Love v. Rebecca Development, Inc.

In an action, inter aha, to recover damages for injury to property, the defendants Zohar Zauber and David Ettedgui appeal, as limited by their brief, from so much of an order of the Supreme Court, Kings County (Jacobson, J.), dated September 20, 2007, as denied their motion pursuant to CFLR 3211 (a) (7) and 3016 (b) to dismiss the complaint insofar as asserted against them.

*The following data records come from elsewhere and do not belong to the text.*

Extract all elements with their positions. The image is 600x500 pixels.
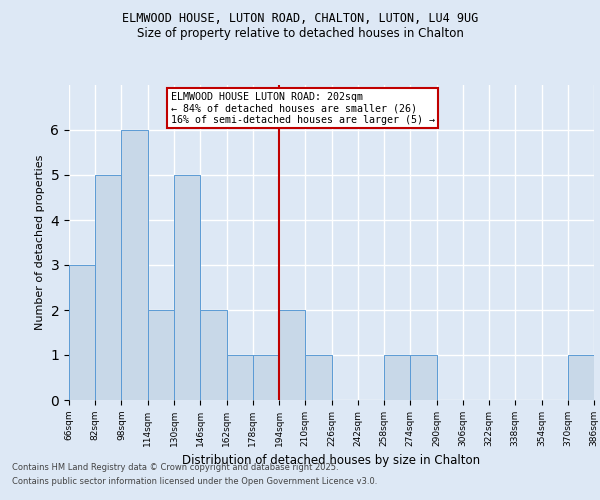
- Bar: [279, 310, 305, 400]
- Bar: [410, 355, 437, 400]
- Bar: [200, 310, 227, 400]
- Bar: [305, 355, 331, 400]
- Bar: [384, 355, 410, 400]
- Text: Contains HM Land Registry data © Crown copyright and database right 2025.: Contains HM Land Registry data © Crown c…: [12, 462, 338, 471]
- Text: ELMWOOD HOUSE, LUTON ROAD, CHALTON, LUTON, LU4 9UG: ELMWOOD HOUSE, LUTON ROAD, CHALTON, LUTO…: [122, 12, 478, 26]
- X-axis label: Distribution of detached houses by size in Chalton: Distribution of detached houses by size …: [182, 454, 481, 468]
- Text: Contains public sector information licensed under the Open Government Licence v3: Contains public sector information licen…: [12, 478, 377, 486]
- Bar: [121, 130, 148, 400]
- Text: ELMWOOD HOUSE LUTON ROAD: 202sqm
← 84% of detached houses are smaller (26)
16% o: ELMWOOD HOUSE LUTON ROAD: 202sqm ← 84% o…: [171, 92, 435, 125]
- Bar: [95, 175, 121, 400]
- Bar: [253, 355, 279, 400]
- Bar: [227, 355, 253, 400]
- Bar: [69, 265, 95, 400]
- Bar: [148, 310, 174, 400]
- Bar: [174, 175, 200, 400]
- Y-axis label: Number of detached properties: Number of detached properties: [35, 155, 45, 330]
- Bar: [568, 355, 594, 400]
- Text: Size of property relative to detached houses in Chalton: Size of property relative to detached ho…: [137, 28, 463, 40]
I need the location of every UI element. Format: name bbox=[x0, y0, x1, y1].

Ordered that the order is affirmed insofar as appealed from, with costs.

“A party seeking to pierce the corporate veil must establish that ‘(1) the owners exercised complete domination of the corporation in respect to the transaction attacked; and (2) that such domination was used to commit a fraud or wrong against the plaintiff which resulted in the plaintiffs injury’ ” (Millennium Constr., LLC v Loupolover, 44 AD3d 1016, 1016 [2007], quoting Matter of Morris v New York State Dept. of Taxation & Fin., 82 NY2d 135, 141 [1993]; see Hyland Meat Co. v Tsagarakis, 202 AD2d 552, 552 [1994]). The party seeking to pierce the corporate veil must further establish that the controlling corporation abused the privilege of doing business in the corporate form to perpetrate a wrong or injustice against that party such that a court in equity will intervene (see Matter of Morris v New York State Dept. of Taxation & Fin., 82 NY2d at 142; Weinstein v Willow Lake Corp., 262 AD2d 634, 635 [1999]; Hyland Meat Co. v Tsagarakis, 202 AD2d at 552). “The concept is equitable in nature, and the decision whether to pierce the corporate veil in a given instance will depend on the facts and circumstances” (Hyland Meat Co. v Tsagarakis, 202 AD2d at 553; see Weinstein v Willow Lake Corp., 262 AD2d at 635).

Affording the complaint a liberal construction, accepting as true all facts alleged therein, and according the plaintiff the benefit of every possible inference (see Leon v Martinez, 84 NY2d 83, 87 [1994]; Breytman v Olinville Realty, LLC, 54 AD3d 703 [2008]; Asgahar v Tringali Realty, Inc., 18 AD3d 408 [2005]), *734the plaintiff sufficiently pleaded a cause of action to recover against the appellants for the alleged wrongs committed by the corporate defendants pursuant to a “ ‘[pfiercing [of] the corporate veil’ ” theory (Ventresca Realty Corp. v Houlihan, 28 AD3d 537, 538 [2006], quoting Weinstein v Willow Lake Corp., 262 AD2d at 635). Contrary to the appellants’ contention, the plaintiff sufficiently alleged that they exercised complete domination and control over the assetless corporation in order to commit a wrong against the plaintiff (see Ventresca Realty Corp. v Houlihan, 28 AD3d 537 [2006]).

The parties’ remaining contentions are without merit. Spolzino, J.E, Angiolillo, Dickerson and Belen, JJ., concur.